Старый дом подновили, выкрасили, очистили, всюду насадили плодовых деревьев, и усадьба выглядела как игрушечка. Пол в комнатах так и блестел; в большом зале собирались зимними вечерами все служанки и вместе с хозяйкой пряли шерсть и лён; по воскресным же вечерам юстиц-советник читал им из Библии. Да-да, бывший коробейник стал юстиц-советником – правда, только на старости лет, но и то хорошо! Были у них и дети; дети подрастали, учились, но не у всех были одинаковые способности – так оно бывает ведь и во всех семьях.

Ветка же стала славным деревцом; оно росло на свободе, его не подстригали, не подвязывали.

– Это наше родовое дерево! – говорили старики и внушали всем детям, даже тем, которые не отличались особенными способностями, чтить и уважать его.



И вот с тех пор прошло сто лет.

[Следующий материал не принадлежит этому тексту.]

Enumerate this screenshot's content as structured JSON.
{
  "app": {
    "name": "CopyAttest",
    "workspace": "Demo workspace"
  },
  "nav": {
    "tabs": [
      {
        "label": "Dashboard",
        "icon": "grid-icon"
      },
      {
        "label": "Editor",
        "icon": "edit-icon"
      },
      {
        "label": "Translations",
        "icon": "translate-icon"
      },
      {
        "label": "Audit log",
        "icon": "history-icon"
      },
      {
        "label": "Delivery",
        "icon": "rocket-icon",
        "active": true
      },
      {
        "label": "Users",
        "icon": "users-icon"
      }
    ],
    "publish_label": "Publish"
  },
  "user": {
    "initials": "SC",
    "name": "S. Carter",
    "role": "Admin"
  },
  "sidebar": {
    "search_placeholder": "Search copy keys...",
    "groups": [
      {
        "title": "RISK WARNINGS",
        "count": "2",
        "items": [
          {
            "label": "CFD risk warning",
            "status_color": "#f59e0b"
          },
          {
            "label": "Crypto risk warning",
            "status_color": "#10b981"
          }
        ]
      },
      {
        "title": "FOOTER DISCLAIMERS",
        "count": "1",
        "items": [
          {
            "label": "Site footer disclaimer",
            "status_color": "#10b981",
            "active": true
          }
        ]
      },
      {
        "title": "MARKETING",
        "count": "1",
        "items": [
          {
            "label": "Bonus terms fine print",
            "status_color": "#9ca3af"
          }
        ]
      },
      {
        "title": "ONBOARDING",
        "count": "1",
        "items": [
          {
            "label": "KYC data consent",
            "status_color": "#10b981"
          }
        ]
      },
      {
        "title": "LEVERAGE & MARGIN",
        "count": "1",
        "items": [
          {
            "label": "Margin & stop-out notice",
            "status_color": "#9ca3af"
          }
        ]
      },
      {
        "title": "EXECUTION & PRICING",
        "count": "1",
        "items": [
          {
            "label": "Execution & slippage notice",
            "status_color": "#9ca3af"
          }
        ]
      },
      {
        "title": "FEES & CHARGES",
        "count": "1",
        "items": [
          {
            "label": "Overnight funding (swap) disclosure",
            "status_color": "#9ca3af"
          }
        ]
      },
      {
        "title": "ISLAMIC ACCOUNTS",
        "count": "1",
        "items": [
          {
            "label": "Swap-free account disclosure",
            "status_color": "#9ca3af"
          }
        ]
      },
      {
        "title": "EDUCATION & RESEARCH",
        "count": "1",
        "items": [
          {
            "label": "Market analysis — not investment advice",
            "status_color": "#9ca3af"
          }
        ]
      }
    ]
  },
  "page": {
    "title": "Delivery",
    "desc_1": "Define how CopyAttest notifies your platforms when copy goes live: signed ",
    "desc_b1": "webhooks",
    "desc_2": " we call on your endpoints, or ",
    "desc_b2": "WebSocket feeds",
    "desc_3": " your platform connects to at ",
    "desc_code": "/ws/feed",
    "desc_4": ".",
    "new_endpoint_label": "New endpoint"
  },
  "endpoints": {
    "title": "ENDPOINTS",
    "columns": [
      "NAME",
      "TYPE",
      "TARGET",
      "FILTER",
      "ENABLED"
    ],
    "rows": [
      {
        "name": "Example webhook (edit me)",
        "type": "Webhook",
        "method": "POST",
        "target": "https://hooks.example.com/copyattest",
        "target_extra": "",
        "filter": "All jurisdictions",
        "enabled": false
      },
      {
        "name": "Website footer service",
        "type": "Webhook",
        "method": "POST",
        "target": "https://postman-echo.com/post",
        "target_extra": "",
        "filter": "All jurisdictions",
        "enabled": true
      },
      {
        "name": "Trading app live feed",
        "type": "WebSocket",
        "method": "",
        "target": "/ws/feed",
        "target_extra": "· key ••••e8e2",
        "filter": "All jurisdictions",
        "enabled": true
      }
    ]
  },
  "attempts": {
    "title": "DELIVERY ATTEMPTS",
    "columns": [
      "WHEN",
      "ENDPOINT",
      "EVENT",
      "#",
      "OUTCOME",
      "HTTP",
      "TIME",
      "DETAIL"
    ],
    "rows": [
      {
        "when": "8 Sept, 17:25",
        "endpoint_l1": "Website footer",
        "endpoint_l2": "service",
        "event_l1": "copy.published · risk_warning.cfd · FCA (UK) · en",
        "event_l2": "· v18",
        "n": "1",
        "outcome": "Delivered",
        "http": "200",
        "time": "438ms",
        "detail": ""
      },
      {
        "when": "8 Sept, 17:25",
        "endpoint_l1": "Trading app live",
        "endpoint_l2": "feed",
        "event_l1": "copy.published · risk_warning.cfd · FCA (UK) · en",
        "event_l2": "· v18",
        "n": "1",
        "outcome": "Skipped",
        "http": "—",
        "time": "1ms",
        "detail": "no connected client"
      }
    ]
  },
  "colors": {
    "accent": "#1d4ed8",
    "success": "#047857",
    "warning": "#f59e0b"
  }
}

Дело было уже в наше время. Озеро стало болотом, а старой усадьбы и вовсе как не бывало; виднелись только какие-то канавки с грязной водой да с камнями по краям – остатки прежних глубоких рвов. Зато старое родовое дерево красовалось по-прежнему. Вот что значит дать дереву расти на свободе! Правда, оно треснуло от самых корней до вершины, слегка покривилось от бурь, но стояло всё ещё крепко; из всех трещин и щелей, куда ветер занёс разные семена, росли травы и цветы. Особенно густо росли они повыше, там, где ствол раздваивался. Тут образовался точно висячий садик: из середины дупла росли малина, мокричник и даже небольшая стройная рябинка. Старая ива отражалась в чёрной воде канавки, когда ветер отгонял зелёную ряску к другому краю. Мимо дерева вилась тропинка, уходившая в хлебное поле.